Zerre kadar puan kaybına tahammülü olmayan G.Saray; “Vakit nakittir” deyip, zaman kaybetmeden Başakşehir’e yüklenmeye başladı. Temposu da yüksekti... Ancak, aradan 20 dakika kadar geçen süre içerisinde; Rodrigues ve Nagatoma’nin iki cılız şutu dışında etkili olamadı. Yani, yüksek tempolu ve hırslı oynamasının hiçbir faydasını görmedi.
Sonuç alamayınca, iştah kaybına uğradı. O kadar ki, ilk 5 dakikada attığı iki şut dışındaki tek etkili vuruşu, aradan 20 dakika geçtikten sonra ancak gelebildi. Onda da, Belhanda kaleciye teslim etti.

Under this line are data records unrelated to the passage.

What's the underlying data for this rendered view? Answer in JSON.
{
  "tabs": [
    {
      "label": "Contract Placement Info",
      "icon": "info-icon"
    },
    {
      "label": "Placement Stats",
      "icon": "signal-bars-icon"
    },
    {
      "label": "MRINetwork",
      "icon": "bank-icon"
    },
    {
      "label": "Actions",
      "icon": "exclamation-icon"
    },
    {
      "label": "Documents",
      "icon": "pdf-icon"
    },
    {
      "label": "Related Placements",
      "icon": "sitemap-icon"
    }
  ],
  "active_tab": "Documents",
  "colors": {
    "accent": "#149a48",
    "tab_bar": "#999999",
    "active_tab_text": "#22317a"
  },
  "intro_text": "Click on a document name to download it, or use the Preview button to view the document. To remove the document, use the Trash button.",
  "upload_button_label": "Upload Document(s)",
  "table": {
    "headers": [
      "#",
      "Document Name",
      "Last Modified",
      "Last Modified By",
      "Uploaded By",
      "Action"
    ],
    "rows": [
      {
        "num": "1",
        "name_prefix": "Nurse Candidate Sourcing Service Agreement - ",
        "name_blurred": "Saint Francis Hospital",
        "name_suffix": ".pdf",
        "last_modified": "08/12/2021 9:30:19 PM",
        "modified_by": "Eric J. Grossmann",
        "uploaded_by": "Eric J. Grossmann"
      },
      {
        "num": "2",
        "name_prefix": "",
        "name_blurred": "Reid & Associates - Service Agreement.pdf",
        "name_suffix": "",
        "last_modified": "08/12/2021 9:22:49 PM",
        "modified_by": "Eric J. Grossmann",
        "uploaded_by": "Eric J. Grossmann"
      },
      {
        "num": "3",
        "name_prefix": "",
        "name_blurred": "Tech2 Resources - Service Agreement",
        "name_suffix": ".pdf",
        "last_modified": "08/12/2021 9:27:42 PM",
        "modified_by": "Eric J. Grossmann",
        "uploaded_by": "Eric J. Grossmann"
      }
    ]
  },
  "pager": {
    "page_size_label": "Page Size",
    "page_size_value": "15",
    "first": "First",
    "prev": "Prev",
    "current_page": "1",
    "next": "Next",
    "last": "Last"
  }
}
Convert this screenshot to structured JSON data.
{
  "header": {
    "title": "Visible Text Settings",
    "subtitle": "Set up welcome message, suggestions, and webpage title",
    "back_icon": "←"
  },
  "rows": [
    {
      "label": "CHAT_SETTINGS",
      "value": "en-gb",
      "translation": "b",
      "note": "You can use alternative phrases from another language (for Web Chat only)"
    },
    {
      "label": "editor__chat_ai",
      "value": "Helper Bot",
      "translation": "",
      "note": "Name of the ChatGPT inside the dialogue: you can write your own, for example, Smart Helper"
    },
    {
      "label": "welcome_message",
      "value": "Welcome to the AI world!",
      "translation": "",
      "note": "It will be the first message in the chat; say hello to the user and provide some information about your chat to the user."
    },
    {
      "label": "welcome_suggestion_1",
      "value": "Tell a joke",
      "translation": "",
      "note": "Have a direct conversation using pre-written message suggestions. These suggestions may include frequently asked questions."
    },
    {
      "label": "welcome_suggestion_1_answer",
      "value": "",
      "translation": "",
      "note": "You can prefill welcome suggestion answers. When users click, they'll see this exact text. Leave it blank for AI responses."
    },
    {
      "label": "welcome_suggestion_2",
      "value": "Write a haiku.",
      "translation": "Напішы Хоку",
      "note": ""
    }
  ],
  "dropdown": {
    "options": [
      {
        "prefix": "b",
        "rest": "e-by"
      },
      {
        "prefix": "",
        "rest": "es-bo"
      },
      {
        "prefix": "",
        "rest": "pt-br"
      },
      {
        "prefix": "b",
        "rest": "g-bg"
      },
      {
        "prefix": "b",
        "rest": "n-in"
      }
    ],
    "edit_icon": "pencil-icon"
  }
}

Başakşehir, rakibinin sonuçsuz/ürünsüz/etkisiz atakları karşısında; o ana kadar ki durgun tavrını, tehditkâr bir üsluba dönüştürdü. Elia ve Adebayor’la fırsatlar da buldu. Ama maç genelde, tarafların “Gürültüye gitmemeyim” endişesiyle kontrollu geçiyordu. Maç, heyecan motifini devreye sokamadan sıradanlaştı.
***
Benden başka yazan yok ama, neyse... G.Saray, ligin gizli faul yapan en becerikli ekibi... Biraz da hakem kontenjanından yararlanıp, açıkça olanlardan da pek ceza almıyor. Dün gece de, hakem yine G.Saray’ın bu tür gizli faullerinden birini görmeyince (Ya da vermeyince); Emre Belözoğlu çileden çıktı. Hakeme sert itirazdan sarı kart gördü.
G.Saray’ın sürekli ve gizli faul ustaları Feghouli, Serdar Aziz, Mariano, Belhanda’nın şarjları nizami değil... Mariano, rakibinin ayak bileğine basmakla kırmızı kart bile görebilirdi.
***
Maçta yok dediğimiz heyecan unsuru, ikinci yarıda kendini gösterdi. Mariano, jeneriklik şahane bir gol attı. Maç uyuşukluktan tamamen kurtuldu. Heyecan ve kalite kazandı. Galatasaray için haklı bir zafer oldu.